极度的异物感让更多的泪水从她眼角滑落,但她紧闭着眼睛,喉头一寸寸蠕动收缩,用整个喉管的软肉包裹挤压着入侵的巨物。

从侧面看,能清晰地看到林妙熙脖子上喉结下方那道不断移动的突起。

那团凸起随着她头部的压低而下移,从喉结之下一直滑向颈根,幅度惊人。

胸锁乳突肌在纤细的脖颈两侧绷紧凸起,像是两条拉满的弓弦,撑得脖子皮肤紧绷发亮。

每一次她缓缓抬起头部,那团突起又会从深处滑回来,像是有什么东西要从她的喉咙里钻出来。

吞咽肌群在皮下蠕动收缩,一圈圈箍着肉柱的形状向下牵引吞咽,喉管皮肤因内部的扩张撑出淡淡的粉红色。
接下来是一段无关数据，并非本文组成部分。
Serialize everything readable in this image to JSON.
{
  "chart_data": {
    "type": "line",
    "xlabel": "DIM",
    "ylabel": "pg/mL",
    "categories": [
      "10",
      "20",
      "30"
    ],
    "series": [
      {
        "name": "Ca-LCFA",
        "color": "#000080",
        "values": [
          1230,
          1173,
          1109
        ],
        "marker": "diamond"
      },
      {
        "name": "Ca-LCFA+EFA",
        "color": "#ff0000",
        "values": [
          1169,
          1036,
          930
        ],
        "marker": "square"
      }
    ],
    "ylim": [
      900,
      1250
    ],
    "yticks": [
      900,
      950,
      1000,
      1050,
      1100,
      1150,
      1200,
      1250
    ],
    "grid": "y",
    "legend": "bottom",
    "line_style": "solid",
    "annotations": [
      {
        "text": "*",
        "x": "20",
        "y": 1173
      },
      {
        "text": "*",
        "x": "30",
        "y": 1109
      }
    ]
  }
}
她的锁骨上方那处窝陷随着深喉的节奏一深一浅地起伏,汗水顺着天鹅般的脖颈滑落,在灯下闪着光。

“呃——”

许敬贤的喉结滚动了一下,手指攥紧了沙发扶手。

林妙熙加快了吞吐的节奏,口腔内的津液被搅拌成细密的白沫,顺着嘴角和下巴滴落在她的睡裙上,浸湿了一大片。

房间里只剩下急促的呼吸声、黏腻的水声和她喉间溢出的沉闷呜咽。

当那根粗硕肉柱在她嘴里猛地胀大跳动时,她闭上了眼睛。

喉咙深处发出了几下吞咽的声响。

“嫂子。”许敬贤轻轻拍了拍她的脸,喘息着说道。

林妙熙缓缓抬起头,嘴唇紧紧抿着,喉咙滚动了几次,然后拿起茶几上早已备好的湿毛巾,擦拭嘴角和下巴上的残液。

她抬起头,眼睛里仍然带着未散的水雾,脸颊绯红。

“快去见我爸爸吧。”林妙熙站起身,拉了拉滑落的睡裙肩带,指尖整理着被揉乱的短发,语气里带着几分没好气,“别让他老人家等急了。”

许敬贤从沙发上站起来,整理了一下衬衣和西裤,从沙发上拿起外套。他回头看了一眼林妙熙。

她正背对着他整理睡裙,露出的耳廓红得能滴出血来。

“嫂子辛苦了。”许敬贤披上外套,拉开房门。